Keith Olbermann rocks. Self appointed martyrs do not.
Since the beginning of this whole scandal with Miss California Carrie Prejean, I’ve grappled with the words for how I feel. How I feel about her and others who preach to me about the evil lifestyle that is homosexuality. I think we all know how I feel about this. So maybe she didn’t come right out and point her finger and say “You perverts are living in sin!” But her quiet, proud, “God gave me this opportunity to witness to America” attitude is what has stuck in my subconscious and made me harbor animosity toward her.
The below video sums up most of what I feel about this. I ❤ Keith. He will forever remain my favorite pissy liberal.
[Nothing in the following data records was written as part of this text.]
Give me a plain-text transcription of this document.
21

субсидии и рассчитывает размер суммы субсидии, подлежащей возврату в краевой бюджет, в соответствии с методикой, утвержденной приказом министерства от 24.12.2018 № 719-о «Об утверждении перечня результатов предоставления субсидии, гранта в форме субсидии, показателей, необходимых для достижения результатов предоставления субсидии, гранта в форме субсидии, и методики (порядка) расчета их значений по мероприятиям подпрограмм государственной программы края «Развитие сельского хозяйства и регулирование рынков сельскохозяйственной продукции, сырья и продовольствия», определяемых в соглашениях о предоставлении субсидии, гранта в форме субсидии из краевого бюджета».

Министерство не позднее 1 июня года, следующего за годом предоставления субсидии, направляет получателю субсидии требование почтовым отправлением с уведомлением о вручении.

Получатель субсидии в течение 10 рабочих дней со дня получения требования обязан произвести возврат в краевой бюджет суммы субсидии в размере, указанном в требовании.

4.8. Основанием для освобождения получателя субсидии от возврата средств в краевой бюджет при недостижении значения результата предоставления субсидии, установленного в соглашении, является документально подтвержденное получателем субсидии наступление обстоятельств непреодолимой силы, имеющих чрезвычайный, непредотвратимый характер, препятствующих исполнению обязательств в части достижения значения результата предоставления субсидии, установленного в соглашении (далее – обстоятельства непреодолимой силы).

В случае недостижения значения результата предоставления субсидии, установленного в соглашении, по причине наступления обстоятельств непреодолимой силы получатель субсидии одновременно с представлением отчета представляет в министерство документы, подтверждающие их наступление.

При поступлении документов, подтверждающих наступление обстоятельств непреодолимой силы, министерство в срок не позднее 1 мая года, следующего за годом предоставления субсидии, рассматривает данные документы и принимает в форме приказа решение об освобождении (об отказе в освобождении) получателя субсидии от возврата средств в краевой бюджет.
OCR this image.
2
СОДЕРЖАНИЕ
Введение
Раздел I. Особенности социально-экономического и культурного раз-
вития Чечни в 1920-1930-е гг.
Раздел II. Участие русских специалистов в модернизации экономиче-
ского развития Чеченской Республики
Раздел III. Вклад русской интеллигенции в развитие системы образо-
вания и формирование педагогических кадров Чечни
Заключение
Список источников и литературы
I remember watching the clip of Ms. Prejean’s speech yesterday and at the moments she began getting teary-eyed, I found myself getting teary-eyed as well. But, not for her. Never for her. Because what I found incredibly upsetting, was her boasting about her grandfather or great grandfather or whatever fighting for her constitutional right of free speech, which she was in turn “being punished for.” And when she began getting emotional on camera, I could only picture tons of “opposite marriage” advocates gathering behind their TV screens pissing and moaning about their worthy cause and the trial and tribulation they suffer to defend it. They are now the martyr and those seeking equality are the ones they must “forgive and pray for” to find their way, if you will.
I got frustrated, I got sad, because these issues divide us so much. And as much as I would love to “agree to disagree” as Miss California suggests we should do, the fact remains that agreeing to disagree still hinders someone’s rights. Traditional marriage advocates would still have the upperhand and gays would still be denied a right that for goodness sake SHOULD be constitutional by now. Don’t tell me we haven’t changed the constitution throughout history to accommodate for civil and cultural changes that allow for more equality. I call bullshit.
I got sad. I got pissed off that these “martyrs” shake their heads in unison at us “progressive” people who actually want to grant our fellow citizens their rights. Because as much as it may be their opinion or their faith, that doesn’t mean a segment of the population needs to adhere by their religious sanctions.
I got sad because we have 11-year old kids getting ridiculed and bullied for being gay. These kids were made to feel so terrible about themselves that they then commit suicide. They had their whole life before them. And these stories aren’t few and far between. They’re all too common and they make me sick.
Honestly I could give a shit about the marriage issue. Yes, I think it’s what right. But what hurts me is that others are suffering discrimination and the hatred of others over something so seemingly trivial – who one loves. This self righteousness needs to end. This high holiness needs to end. The discrimination against the LGBT community being made to feel like “the other” NEEDS TO STOP. It doesn’t just affect them. It does affect me. A straight, middle class female. Because I’m afforded these privileges and these rights while my friends and fellow humans are not. I am not getting bullied and beaten and called names and even killed because of who I’m attracted to and who I love. And neither should they.
So, Carrie Prejean, you keep fighting and being a martyr for your cause, but as long as your self righteous self is out there, I’m going to be out there fighting you. And no, I won’t agree to disagree. Ever.